L'intelligence artificielle, nouvel eldorado
Les différentes prévisions font état d'une forte croissance à venir sur le marché des semi-conducteurs dédiés à l'IA. Selon le cabinet Gartner, il pourrait atteindre 110 milliards de dollars en 2027, suivant une augmentation annuelle moyenne de 20 %. Pour xResearch, le secteur pèserait même 228 milliards de dollars d'ici 2030. Nvidia, qui possédait 85 % du marché des processeurs graphiques en 2022 d'après Jon Peddie Research, veut assoir sa domination en maîtrisant son virage vers l'IA, considérée par Jensen Huang comme "une révolution équivalente à celle qu'à constitué l'arrivée de l'iPhone dans l'industrie de la téléphonie portable". "Comme souvent dans le domaine des technologies, le premier arrivé détient un avantage considérable", rappelle Le Monde.
Nvidia se concentre plus particulièrement sur l'intelligence générative, mise en lumière par le phénomène ChatGPT. Ces nouveaux outils, capables de produire par eux-mêmes du texte ou des images, nécessitent des puissances de calcul colossales.
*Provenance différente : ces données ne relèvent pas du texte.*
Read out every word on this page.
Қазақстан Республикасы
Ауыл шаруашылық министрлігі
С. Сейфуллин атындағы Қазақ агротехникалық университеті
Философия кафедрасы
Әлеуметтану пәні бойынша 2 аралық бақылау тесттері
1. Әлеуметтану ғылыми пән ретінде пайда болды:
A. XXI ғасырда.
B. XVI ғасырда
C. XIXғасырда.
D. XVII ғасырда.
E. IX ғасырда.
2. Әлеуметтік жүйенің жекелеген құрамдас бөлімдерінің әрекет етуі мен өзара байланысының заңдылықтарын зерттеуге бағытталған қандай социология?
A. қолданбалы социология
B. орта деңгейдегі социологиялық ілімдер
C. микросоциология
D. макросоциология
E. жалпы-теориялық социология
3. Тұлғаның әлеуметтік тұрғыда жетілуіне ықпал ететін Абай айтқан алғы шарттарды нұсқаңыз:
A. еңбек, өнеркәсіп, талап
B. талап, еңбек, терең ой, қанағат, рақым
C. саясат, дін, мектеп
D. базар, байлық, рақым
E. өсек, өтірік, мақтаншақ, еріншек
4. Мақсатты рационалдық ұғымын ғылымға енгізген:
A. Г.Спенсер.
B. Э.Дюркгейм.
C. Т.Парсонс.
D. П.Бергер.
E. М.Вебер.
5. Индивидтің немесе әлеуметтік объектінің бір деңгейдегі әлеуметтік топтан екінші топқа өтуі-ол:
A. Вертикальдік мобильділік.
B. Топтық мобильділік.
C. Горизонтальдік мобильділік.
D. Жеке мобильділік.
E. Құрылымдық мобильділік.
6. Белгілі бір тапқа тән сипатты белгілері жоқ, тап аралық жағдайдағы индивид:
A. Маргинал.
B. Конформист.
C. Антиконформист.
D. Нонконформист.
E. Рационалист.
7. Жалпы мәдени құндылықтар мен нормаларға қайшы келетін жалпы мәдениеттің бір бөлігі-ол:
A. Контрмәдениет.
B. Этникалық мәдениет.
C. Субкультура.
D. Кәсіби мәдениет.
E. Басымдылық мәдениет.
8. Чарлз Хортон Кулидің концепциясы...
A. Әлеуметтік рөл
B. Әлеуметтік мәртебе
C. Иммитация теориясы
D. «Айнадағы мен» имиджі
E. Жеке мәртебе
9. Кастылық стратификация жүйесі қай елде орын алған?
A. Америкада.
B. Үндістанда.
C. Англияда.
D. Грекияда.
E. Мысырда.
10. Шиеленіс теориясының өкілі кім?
Avec ses semi-conducteurs de dernière génération, Nvidia veut répondre à ces besoins et même en imaginer de nouveaux. Lors de Computex, un salon taïwanais ayant eu lieu en mai, Jensen Huang a listé des services inédits qui pourraient bientôt voir le jour : transformation d'appels vidéo 2D en expériences 3D, création de dialogues avec les personnages non-joueurs dans les jeux vidéo, plateforme de "superordinateurs IA" permettant la génération de modèles de langage pour les chatbots génératifs… Des géants technologiques comme Google, Meta ou Microsoft ont déjà accès à ces nouvelles fonctionnalités.
Pénurie, concurrence en approche et bulle boursière
La dynamique de Nvidia se heurte toutefois à plusieurs obstacles. Le premier, le plus récurrent dans le secteur, concerne la crainte d'une pénurie, alors que Nvidia a été régulièrement confronté à un manque de stocks sur ses cartes graphiques depuis 2020. "[Il est plus difficile aujourd'hui] de se procurer des processeurs graphiques que de la drogue", ironisait l'homme d'affaires Elon Musk auprès du Wall Street Journal.
Ensuite, la concurrence pourrait contrecarrer les plans de Nvidia. Son principal rival, AMD, a dévoilé en juin un nouveau modèle de puce censé être plus performant que ceux de Nvidia, et qui sera commercialisé en fin d'année 2023. Soutenu par Microsoft, selon les informations de Bloomberg, AMD fait de l'IA générative "sa priorité stratégique numéro un", indique Lisa Su, dirigeante de la société. Intel, autre acteur phare du marché des semi-conducteurs, pourrait également débarquer sur le segment en 2025, de même que plusieurs spécialistes asiatiques. Google et Meta ont aussi fait part de leur volonté de concevoir leurs propres produits. "Une démarche logique pour des entreprises, qui, in fine, contrairement à Nvidia, aspirent à développer les services associés au potentiel de l’IA générative", analyse Le Monde.
Enfin, la brusque progression boursière de Nvidia, dont le cours de l'action a plus que doublé en moins d'un semestre, incite certains à la prudence. Cathie Wood, PDG de la société de gestion Ark Invest, estime que le fabricant est surévalué, même si sa réorientation vers l'intelligence artificielle est judicieuse. Plusieurs analystes restent également mesurés sur les prévisions d'envolée brutale du marché des semi-conducteurs : si les usages de ces puces se multiplient, la demande dans l'électronique grand public et les serveurs demeure "molle", relais Les Échos.